Récemment, la haine contre les policiers est devenue générale, sociale, insupportable. Je ne suis plus une enfant, et depuis des années maintenant je suis incapable d'entendre parler de la police, de regarder le moindre reportage mentionnant une intervention des policiers, je zappe, me mets en mode veille, je quitte la pièce, je trouve un moyen, n'importe lequel, pour ne rien entendre ni voir de cela. Ce n'est pas de la honte, oh non, je suis toujours aussi fière de mon père, mais c'est ma limite, je ne peux pas la dépasser. Mon père n'a jamais parlé de son boulot, de ce qu'il y faisait, et tout ce qui est dit aux infos, tout ce buzz porté depuis des années par des gens qui n'ont jamais réellement côtoyé de policiers me fait très peur.
Je pense que les enfants de policiers pourront comprendre ces lignes. Je pense qu'il faut avoir vécu des nuits blanches à attendre que papa rentre sain et sauf pour enfin pouvoir dormir pour comprendre mon ressenti. Mon père connaît la ville et ses débauches alors il a peur pour moi, mais ce qu'il ne sait pas, c'est que j'ai tout aussi peur pour lui.
Il y a quelques mois, il a reçu quatre lettres. Il s'agissait de lettres de remerciements, de considération et de reconnaissance de son travail de la part de sa hiérarchie. Dans ces lettres se trouvait un rapide compte-rendu de quatre récentes interventions qu'il avait menées durant ses dernières nuits de travail. Il m'a autorisée à les lire, et j'en suis restée sans voix, incapable d'exprimer ce que je ressentais. J'y ai appris son grade (même ses augmentations de grade, il ne m'en a jamais parlé), j'y ai lu un aperçu de ce à quoi ressemblaient ses nuits de travail et je me suis sentie si impressionnée, et si fière. J'étais redevenue une enfant, je pouvais à nouveau le dire : mon père avait sauvé des gens au péril de sa vie, c'était là, ce n'était plus une adoration enfantine, c'était vraiment là, marqué noir sur blanc dans cette lettre, mon père était un héros.
Aujourd'hui, l'image collective des policiers est aussi réduite que celle des instits toujours en vacances. Si seulement les gens pouvaient lire ne serait-ce qu'une seule de ces lettres, si seulement les gens se rendaient compte de la réalité du métier, de la réalité des conditions, de la réalité tout court...
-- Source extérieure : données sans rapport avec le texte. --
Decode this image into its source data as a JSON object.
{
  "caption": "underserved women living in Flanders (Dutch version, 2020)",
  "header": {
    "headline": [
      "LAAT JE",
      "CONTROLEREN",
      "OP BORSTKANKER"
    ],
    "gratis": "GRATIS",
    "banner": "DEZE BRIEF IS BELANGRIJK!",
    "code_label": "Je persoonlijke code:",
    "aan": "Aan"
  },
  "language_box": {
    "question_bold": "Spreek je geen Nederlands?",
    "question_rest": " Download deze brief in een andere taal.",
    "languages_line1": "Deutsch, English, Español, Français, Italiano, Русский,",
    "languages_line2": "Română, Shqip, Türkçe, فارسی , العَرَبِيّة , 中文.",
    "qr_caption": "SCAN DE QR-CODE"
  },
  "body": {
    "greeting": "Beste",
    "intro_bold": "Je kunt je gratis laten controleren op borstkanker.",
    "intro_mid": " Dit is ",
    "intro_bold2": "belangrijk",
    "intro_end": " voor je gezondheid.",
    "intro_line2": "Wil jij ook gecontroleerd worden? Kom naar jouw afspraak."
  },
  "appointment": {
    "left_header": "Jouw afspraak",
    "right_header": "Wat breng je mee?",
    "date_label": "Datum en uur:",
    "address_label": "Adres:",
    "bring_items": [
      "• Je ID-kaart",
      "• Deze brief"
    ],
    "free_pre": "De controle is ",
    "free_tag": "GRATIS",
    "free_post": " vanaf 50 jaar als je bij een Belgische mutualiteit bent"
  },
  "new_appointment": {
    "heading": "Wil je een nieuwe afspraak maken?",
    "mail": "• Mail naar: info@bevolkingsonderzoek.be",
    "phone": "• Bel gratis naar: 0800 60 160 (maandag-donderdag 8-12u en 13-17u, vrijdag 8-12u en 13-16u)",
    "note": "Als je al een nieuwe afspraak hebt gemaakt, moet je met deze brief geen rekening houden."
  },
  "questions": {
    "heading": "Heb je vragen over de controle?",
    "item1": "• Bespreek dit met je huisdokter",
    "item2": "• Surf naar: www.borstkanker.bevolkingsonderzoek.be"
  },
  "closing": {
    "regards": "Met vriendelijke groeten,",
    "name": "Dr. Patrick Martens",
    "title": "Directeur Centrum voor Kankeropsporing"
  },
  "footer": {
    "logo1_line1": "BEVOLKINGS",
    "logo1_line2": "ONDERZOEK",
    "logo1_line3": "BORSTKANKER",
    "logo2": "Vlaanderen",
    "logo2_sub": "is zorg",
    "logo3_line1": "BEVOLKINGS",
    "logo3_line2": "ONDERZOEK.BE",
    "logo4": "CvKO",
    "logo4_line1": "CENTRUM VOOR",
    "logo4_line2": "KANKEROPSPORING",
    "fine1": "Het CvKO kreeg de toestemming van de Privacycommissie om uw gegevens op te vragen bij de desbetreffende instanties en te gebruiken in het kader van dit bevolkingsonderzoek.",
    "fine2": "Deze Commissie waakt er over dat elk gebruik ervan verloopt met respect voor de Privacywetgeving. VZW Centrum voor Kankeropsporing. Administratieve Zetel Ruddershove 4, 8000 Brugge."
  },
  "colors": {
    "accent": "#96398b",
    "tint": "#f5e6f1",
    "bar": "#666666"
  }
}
Je ne dis plus aux gens que mon père est policier, j'ai bien appris la leçon. Cependant, n'y voyez pas une quelconque forme de honte, loin de là, c'est même tout le contraire. Je suis fière de mon père, de ce qu'il est et de ce qu'il fait, et je ne donnerai plus jamais à personne l'occasion de l'insulter.
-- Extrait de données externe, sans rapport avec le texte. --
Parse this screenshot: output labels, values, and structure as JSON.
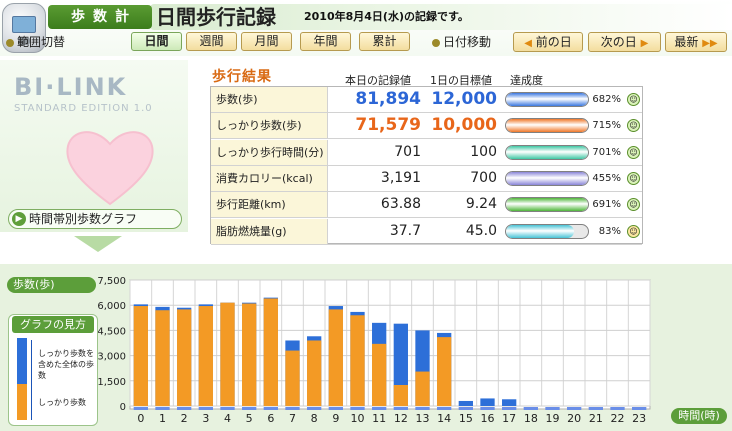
{
  "header": {
    "app_title": "歩数計",
    "page_title": "日間歩行記録",
    "record_date": "2010年8月4日(水)の記録です。"
  },
  "toolbar": {
    "range_label": "範囲切替",
    "range_buttons": [
      "日間",
      "週間",
      "月間",
      "年間",
      "累計"
    ],
    "date_move_label": "日付移動",
    "prev_label": "前の日",
    "next_label": "次の日",
    "latest_label": "最新"
  },
  "brand": {
    "logo": "BI·LINK",
    "edition": "STANDARD EDITION 1.0",
    "graph_button": "時間帯別歩数グラフ"
  },
  "results": {
    "title": "歩行結果",
    "col_today": "本日の記録値",
    "col_target": "1日の目標値",
    "col_rate": "達成度",
    "rows": [
      {
        "label": "歩数(歩)",
        "today": "81,894",
        "target": "12,000",
        "pct": "682%",
        "rate": 1.0,
        "color": "#3b78e0",
        "style": "big",
        "tcolor": "#2c66d6"
      },
      {
        "label": "しっかり歩数(歩)",
        "today": "71,579",
        "target": "10,000",
        "pct": "715%",
        "rate": 1.0,
        "color": "#f0782a",
        "style": "big",
        "tcolor": "#e8661a"
      },
      {
        "label": "しっかり歩行時間(分)",
        "today": "701",
        "target": "100",
        "pct": "701%",
        "rate": 1.0,
        "color": "#3ec7a4",
        "style": "",
        "tcolor": "#222222"
      },
      {
        "label": "消費カロリー(kcal)",
        "today": "3,191",
        "target": "700",
        "pct": "455%",
        "rate": 1.0,
        "color": "#8a86d8",
        "style": "",
        "tcolor": "#222222"
      },
      {
        "label": "歩行距離(km)",
        "today": "63.88",
        "target": "9.24",
        "pct": "691%",
        "rate": 1.0,
        "color": "#4fb63a",
        "style": "",
        "tcolor": "#222222"
      },
      {
        "label": "脂肪燃焼量(g)",
        "today": "37.7",
        "target": "45.0",
        "pct": "83%",
        "rate": 0.83,
        "color": "#47c3d6",
        "style": "",
        "tcolor": "#222222"
      }
    ]
  },
  "chart_labels": {
    "y_unit": "歩数(歩)",
    "x_unit": "時間(時)",
    "legend_title": "グラフの見方",
    "legend_total": "しっかり歩数を含めた全体の歩数",
    "legend_firm": "しっかり歩数"
  },
  "chart_data": {
    "type": "bar",
    "categories": [
      "0",
      "1",
      "2",
      "3",
      "4",
      "5",
      "6",
      "7",
      "8",
      "9",
      "10",
      "11",
      "12",
      "13",
      "14",
      "15",
      "16",
      "17",
      "18",
      "19",
      "20",
      "21",
      "22",
      "23"
    ],
    "series": [
      {
        "name": "しっかり歩数",
        "values": [
          5950,
          5700,
          5750,
          5950,
          6150,
          6100,
          6400,
          3300,
          3900,
          5750,
          5400,
          3700,
          1250,
          2050,
          4100,
          0,
          0,
          0,
          0,
          0,
          0,
          0,
          0,
          0
        ]
      },
      {
        "name": "全体の歩数",
        "values": [
          6050,
          5900,
          5850,
          6050,
          6150,
          6150,
          6450,
          3900,
          4150,
          5950,
          5600,
          4950,
          4900,
          4500,
          4350,
          300,
          450,
          400,
          0,
          0,
          0,
          0,
          0,
          0
        ]
      }
    ],
    "yticks": [
      "0",
      "1,500",
      "3,000",
      "4,500",
      "6,000",
      "7,500"
    ],
    "ylim": [
      0,
      7500
    ],
    "grid": true,
    "colors": {
      "firm": "#f39a25",
      "total": "#2d6fd8"
    }
  }
}
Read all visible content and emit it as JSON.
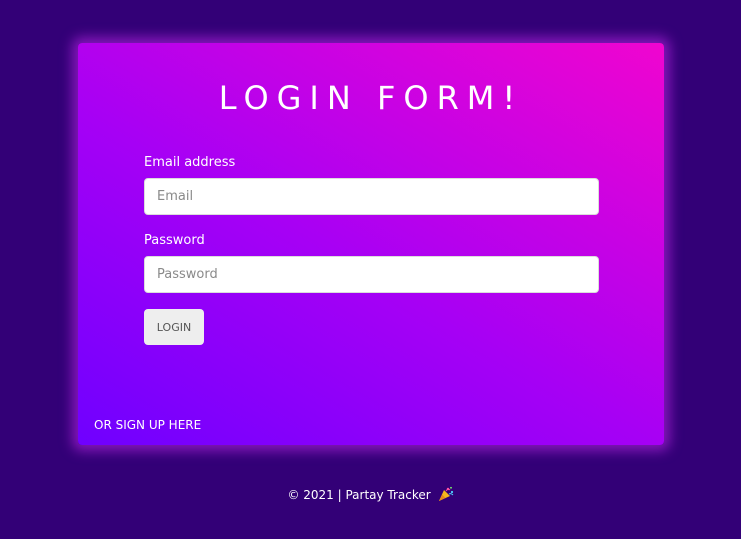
{
  "form": {
    "title": "LOGIN FORM!",
    "email_label": "Email address",
    "email_placeholder": "Email",
    "email_value": "",
    "password_label": "Password",
    "password_placeholder": "Password",
    "password_value": "",
    "login_label": "LOGIN",
    "signup_label": "OR SIGN UP HERE"
  },
  "footer": {
    "text": "© 2021 | Partay Tracker",
    "icon": "party-popper-icon"
  },
  "colors": {
    "page_background": "#330077",
    "card_gradient_start": "#6f00ff",
    "card_gradient_end": "#f005cf",
    "text": "#ffffff",
    "button_background": "#eeeeee"
  }
}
Récemment, j'ai vu une vidéo coupée d'un policier réprimandant verbalement un passant. Cette vidéo a été vue et partagée énormément de fois, et les commentaires au-dessous étaient effarant d'agressivité, pourtant, il était plus qu'évident que le montage et la coupe étaient faits pour faire parler. Quelques minutes plus tard, j'ai vu la même vidéo, entière cette fois-ci (on y voit le passant extrêmement agité et particulièrement violent dans ses propos envers les gens qui passaient ainsi qu'envers les policiers présents), et j'ai été frappée de voir qu'elle a été vue autant de fois que la première, mais partagée moitié moins de fois. Ce qui m'inquiète le plus, c'est que tous ces gens qui partagent sans réfléchir (ou pire, en ayant parfaitement conscience que la vidéo est bien coupée) et qui commentent des horreurs sans aucune raison, tous ces gens ont des enfants, et ces enfants vont les imiter puisqu'ils prendront cette attitude pour la bonne. Ces enfants finiront un jour par arracher les yeux d'un camarade enfant de policier, juste parce que papa et maman ont dit que les policiers étaient des merdes (après tout, papa et maman ont toujours raison, non ?). Un jour, cela arrivera vraiment, un jour, le surveillant n'aura pas le temps d'arriver au bout du couloir.
J'ai un message pour les enseignants ; je vous en prie, apprenez-leur, apprenez-leur à faire attention à ce qu'ils voient, apprenez-leur à se méfier du buzz, apprenez-leur à toujours croiser l'information, apprenez-leur à vérifier les sources auprès de personnes concernées, apprenez-leur à se méfier des avis, même ceux de leurs parents, apprenez-leur à rester fiers de qui ils sont. Chers enseignants, je vous en prie, faites attention à vos enfants de policiers.